For the second straight game Salmons came up big when it mattered most. On Friday he slowed down Monta Ellis and two days later he was a big part of the brigade that frustrated Kevin Durant, holding him to 24 points on 5-of-16 shooting, 1-of-6 in the fourth, and forcing his six turnovers.
A 12-year vet, Salmons was an afterthought in the seven-player deal that sent Rudy Gay to Sacramento earlier this month. He was - and probably is - a temporary Raptor, a contract that can be moved at the deadline or easily bought out in the offseason. A day after the trade was finalized, he stood in front of the local media without much in the way of emotion or excitement, complaining about being tired from the trip.
He has brought more to this team than anyone could have expected.
"I'm not a rah-rah guy at all but I've been around for a long time," he said. "I've experienced a lot so I just try to give my advice when I can."
Taking the lead of Salmons, his teammates remained even-keeled when things looked to be going south. Nobody panicked. They executed and made good decisions, the right plays down the stretch.

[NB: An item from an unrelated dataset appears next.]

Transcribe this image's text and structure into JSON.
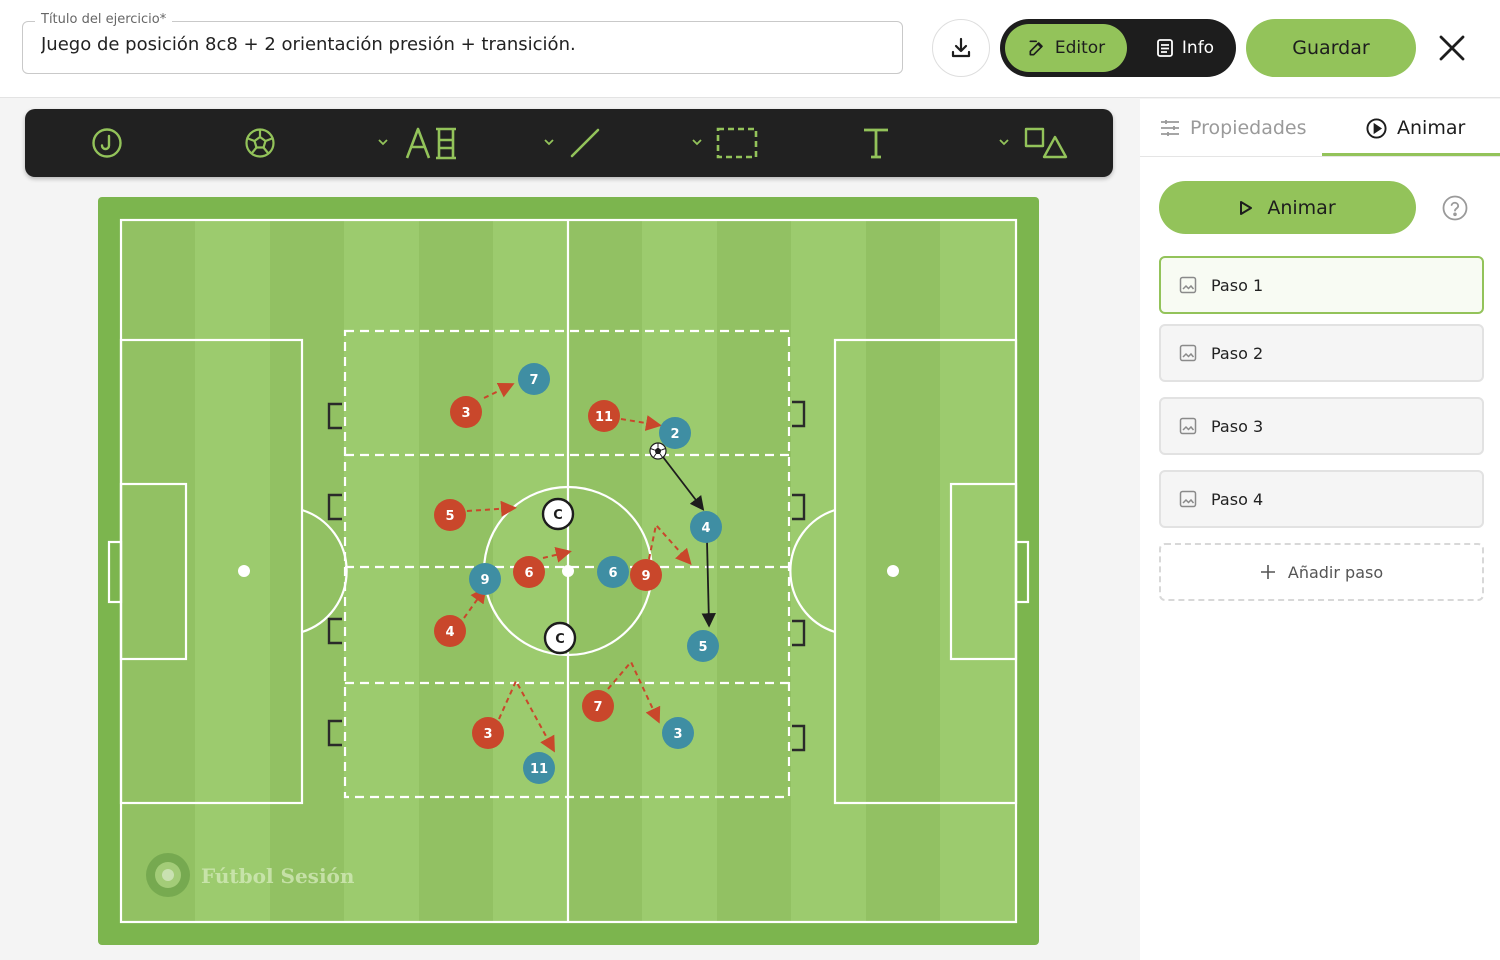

"We've done a great job of just everyone cheering for each other, supporting each other and nobody's getting their head down," said Lowry, who continues to play the best basketball of his career, leading the team with 22 points and nine assists on Sunday. "Everyone's focusing on winning the game no matter how bleak it looks."
DeRozan played well, scoring 17 points against a tough defender in Thabo Sefolosha, someone who has given him fits in the past and once again, Amir Johnson was the unsung hero. Johnson - who recorded a double-double of 17 points and 13 rebounds - made some crucial defensive plays down the stretch, switching off on Durant and swatting a Russell Westbrook floater in the final two minutes of the game.
"I can't [say enough], there's too much to say about him," Lowry said, or attempted to say about Johnson. "He's just an unbelievable player. He had his struggles (early in the season) but we all said he'll be alright once he finds his groove. And look at him, he's playing unbelievable. He guarded Kevin Durant as tough as he did and the other night he guarded Dirk (Nowitzki) as tough as he did. You just have to tip your hat to him."
Back atop the Atlantic Division, the Raptors play their final game before a three-day Christmas break in San Antonio on the second night of a back-to-back Monday. The Spurs have the third-best record in the West and are 9-3 at home. The Raptors are not supposed to win. Care to bet against them?